Table 2: Biocompatibility Test Results

Test	Standard	Report	Result
In Vitro Cytotoxicity Test	ISO 10993-5-2009	2020-0451-001	Passed: No Cytotoxicity Observed
Skin SensitizationTest	ISO 10993-10:2010	2020-0451-002	Passed: No SkinSensitization Observed
Skin irritation Test	ISO 10993-10:2010	2020-0451-003	Passed: No Skinirritation Observed

8. Clinical Test Conclusion

No clinical study is included in this submission.

9. Conclusion

The conclusions drawn from the nonclinical tests demonstrate that the subject device is as safe, as effective, and performs as well as or better than the legally marketed predicate device cleared under K202211.

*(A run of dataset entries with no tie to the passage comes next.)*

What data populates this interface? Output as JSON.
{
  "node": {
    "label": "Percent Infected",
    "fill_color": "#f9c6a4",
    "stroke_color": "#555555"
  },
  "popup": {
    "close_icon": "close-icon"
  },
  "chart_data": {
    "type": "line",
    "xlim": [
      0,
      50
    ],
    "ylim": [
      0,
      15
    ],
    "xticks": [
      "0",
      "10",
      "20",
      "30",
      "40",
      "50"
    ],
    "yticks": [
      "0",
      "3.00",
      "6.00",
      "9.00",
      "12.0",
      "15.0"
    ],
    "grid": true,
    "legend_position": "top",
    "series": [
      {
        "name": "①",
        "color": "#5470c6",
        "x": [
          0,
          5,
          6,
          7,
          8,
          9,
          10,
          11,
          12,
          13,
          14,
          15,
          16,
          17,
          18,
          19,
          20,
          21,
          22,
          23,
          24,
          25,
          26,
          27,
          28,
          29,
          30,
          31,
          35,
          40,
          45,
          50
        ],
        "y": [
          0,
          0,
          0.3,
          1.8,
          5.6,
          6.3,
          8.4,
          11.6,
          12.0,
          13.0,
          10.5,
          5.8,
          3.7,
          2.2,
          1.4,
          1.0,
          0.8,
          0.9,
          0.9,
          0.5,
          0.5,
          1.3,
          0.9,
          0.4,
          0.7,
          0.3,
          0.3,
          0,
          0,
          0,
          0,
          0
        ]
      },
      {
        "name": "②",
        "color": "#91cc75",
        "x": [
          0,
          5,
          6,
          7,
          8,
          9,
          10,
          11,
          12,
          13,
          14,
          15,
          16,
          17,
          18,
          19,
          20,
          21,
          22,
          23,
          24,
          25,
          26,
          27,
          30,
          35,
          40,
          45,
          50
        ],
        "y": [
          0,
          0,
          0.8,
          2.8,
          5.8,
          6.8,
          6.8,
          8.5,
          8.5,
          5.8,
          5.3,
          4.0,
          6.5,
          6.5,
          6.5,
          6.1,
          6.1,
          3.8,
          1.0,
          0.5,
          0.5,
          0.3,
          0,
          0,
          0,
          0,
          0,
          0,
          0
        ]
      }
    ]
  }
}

Regulation Number and Section

§ 878.4040 Surgical apparel.

(a)
Identification. Surgical apparel are devices that are intended to be worn by operating room personnel during surgical procedures to protect both the surgical patient and the operating room personnel from transfer of microorganisms, body fluids, and particulate material. Examples include surgical caps, hoods, masks, gowns, operating room shoes and shoe covers, and isolation masks and gowns. Surgical suits and dresses, commonly known as scrub suits, are excluded.(b)
Classification. (1) Class II (special controls) for surgical gowns and surgical masks. A surgical N95 respirator or N95 filtering facepiece respirator is not exempt if it is intended to prevent specific diseases or infections, or it is labeled or otherwise represented as filtering surgical smoke or plumes, filtering specific amounts of viruses or bacteria, reducing the amount of and/or killing viruses, bacteria, or fungi, or affecting allergenicity, or it contains coating technologies unrelated to filtration (e.g., to reduce and or kill microorganisms). Surgical N95 respirators and N95 filtering facepiece respirators are exempt from the premarket notification procedures in subpart E of part 807 of this chapter subject to § 878.9, and the following conditions for exemption:(i) The user contacting components of the device must be demonstrated to be biocompatible.
(ii) Analysis and nonclinical testing must:
(A) Characterize flammability and be demonstrated to be appropriate for the intended environment of use; and
(B) Demonstrate the ability of the device to resist penetration by fluids, such as blood and body fluids, at a velocity consistent with the intended use of the device.
(iii) NIOSH approved under its regulation.
(2) Class I (general controls) for surgical apparel other than surgical gowns and surgical masks. The class I device is exempt from the premarket notification procedures in subpart E of part 807 of this chapter subject to § 878.9.